Ruyter pesca há mais de 50 anos e conhece a costa circundante melhor do que ninguém. Mesmo assim, ele diz que até ele já passou por situações em que, devido ao nevoeiro espesso, se perdeu enquanto tentava voltar para casa, acabando em uma baía diferente.

“Nem todos temos sistemas GPS. E sem os rádios, o nosso único meio de comunicação a partir do mar são os nossos telemóveis. Se algo acontecer, você tem que esperar poder acessar a rede”, disse ele.

Indicando o valor da confiabilidade de Rulph e o valor de seu trabalho, Ruyter diz: “Agora temos rádios e sabemos que se precisarmos de ajuda, Patrick estará pronto para nos ajudar”.

A abordagem orientada para o serviço de Rulph vai além de sua profissão, e seus vizinhos dizem que é algo que vem naturalmente para ele. Ruyter diz que quando as capturas são boas durante a temporada de snooker, Rulph vai até os pescadores pedindo-lhes que doem alguns peixes para as famílias mais pobres da comunidade, antes de ele mesmo distribuir as doações.

Patrick Rulf
Patrick Rulph anota o número de snookers capturados, enquanto ao lado dele Daniel Ruyter assiste (Barry Christianson/Al Jazeera)

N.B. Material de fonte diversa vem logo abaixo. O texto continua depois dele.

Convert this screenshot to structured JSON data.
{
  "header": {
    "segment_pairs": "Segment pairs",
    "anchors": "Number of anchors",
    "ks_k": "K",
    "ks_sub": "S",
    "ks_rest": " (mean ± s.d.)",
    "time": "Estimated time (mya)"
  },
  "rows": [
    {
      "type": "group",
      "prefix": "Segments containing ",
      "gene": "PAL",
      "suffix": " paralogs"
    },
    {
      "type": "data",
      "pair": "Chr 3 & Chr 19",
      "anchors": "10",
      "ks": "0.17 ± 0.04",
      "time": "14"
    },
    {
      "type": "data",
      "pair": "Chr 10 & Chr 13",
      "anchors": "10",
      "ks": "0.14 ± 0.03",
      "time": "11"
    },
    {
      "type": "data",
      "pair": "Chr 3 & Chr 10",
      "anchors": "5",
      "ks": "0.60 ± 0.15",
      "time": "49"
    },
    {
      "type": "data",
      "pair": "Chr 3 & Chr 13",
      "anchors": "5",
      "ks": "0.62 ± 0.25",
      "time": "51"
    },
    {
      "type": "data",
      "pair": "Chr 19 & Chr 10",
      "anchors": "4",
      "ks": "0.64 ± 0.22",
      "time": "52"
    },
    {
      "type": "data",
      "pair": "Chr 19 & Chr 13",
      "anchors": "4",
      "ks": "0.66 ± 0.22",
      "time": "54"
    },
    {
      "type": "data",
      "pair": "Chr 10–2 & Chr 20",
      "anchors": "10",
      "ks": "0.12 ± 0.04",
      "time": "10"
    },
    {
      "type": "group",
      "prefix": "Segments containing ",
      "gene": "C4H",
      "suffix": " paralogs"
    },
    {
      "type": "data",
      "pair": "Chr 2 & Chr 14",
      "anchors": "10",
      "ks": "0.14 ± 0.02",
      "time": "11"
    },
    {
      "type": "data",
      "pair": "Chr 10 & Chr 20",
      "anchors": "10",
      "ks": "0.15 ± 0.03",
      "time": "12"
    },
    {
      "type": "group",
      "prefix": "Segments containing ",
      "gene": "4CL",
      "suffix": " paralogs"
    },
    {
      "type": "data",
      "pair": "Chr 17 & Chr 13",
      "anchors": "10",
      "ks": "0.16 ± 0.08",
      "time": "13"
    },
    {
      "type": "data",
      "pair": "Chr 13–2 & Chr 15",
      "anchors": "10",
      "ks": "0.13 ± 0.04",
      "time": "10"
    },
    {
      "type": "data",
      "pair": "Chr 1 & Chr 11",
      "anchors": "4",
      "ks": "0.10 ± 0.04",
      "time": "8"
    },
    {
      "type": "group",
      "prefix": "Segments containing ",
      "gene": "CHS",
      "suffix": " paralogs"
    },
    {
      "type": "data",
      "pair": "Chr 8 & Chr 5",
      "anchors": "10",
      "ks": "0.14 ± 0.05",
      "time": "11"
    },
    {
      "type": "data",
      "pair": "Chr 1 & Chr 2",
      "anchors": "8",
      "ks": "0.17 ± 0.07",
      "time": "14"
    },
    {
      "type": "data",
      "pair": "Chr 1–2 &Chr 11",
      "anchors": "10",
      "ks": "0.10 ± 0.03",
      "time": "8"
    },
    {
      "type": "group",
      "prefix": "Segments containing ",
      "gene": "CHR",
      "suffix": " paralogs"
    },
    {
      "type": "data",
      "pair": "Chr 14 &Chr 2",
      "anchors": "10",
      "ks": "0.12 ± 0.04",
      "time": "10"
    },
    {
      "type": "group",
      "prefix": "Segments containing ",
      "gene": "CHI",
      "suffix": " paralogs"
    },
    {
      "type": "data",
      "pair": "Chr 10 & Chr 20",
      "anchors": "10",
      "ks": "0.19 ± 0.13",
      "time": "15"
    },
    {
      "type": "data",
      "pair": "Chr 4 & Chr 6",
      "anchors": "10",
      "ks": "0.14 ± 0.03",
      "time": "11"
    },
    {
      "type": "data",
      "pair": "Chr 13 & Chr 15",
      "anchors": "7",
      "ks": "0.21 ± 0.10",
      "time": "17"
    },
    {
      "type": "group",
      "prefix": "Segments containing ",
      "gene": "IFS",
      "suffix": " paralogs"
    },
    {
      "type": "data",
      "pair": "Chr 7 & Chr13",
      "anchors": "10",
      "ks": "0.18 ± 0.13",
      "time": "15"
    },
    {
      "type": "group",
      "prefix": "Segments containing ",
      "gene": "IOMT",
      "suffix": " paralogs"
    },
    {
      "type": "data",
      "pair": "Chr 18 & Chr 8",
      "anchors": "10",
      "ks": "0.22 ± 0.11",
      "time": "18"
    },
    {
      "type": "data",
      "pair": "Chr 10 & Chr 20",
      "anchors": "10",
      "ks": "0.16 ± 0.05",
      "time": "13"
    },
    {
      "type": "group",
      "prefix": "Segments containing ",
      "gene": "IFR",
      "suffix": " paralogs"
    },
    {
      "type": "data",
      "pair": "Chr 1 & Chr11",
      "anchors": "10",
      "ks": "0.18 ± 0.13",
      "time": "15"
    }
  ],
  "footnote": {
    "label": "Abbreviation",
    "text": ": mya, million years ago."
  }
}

É a mesma compaixão por ajudar os necessitados que norteia seu incansável trabalho não remunerado no VMS.

“Compreendo os riscos e perigos de ir para o mar”, diz Rulph numa voz baixa que transmite a seriedade com que encara o seu trabalho. “Amanhã alguém poderia se afogar só porque não tinha um localizador e não havia ninguém para guiá-lo. Seria uma vida que poderia ter sido salva.”

A pesca é o único emprego remunerado na aldeia, diz ele, e não há outras oportunidades profissionais para os jovens além de se tornarem pescadores.

“Meu filho também é pescador. Assim como me preocupo com meu filho, há outros pais que sentem o mesmo por seus filhos”, acrescenta Rulph.

Enquanto puder, ele está empenhado em continuar a pastorear os pescadores da Baía de Hondeklip para casa, garantindo que ninguém fique para trás.

“Acredito que se eu abençoar os outros, também serei abençoado”, diz ele com um sorriso satisfeito.

A reportagem desta história foi apoiada pelo Pulitzer Center.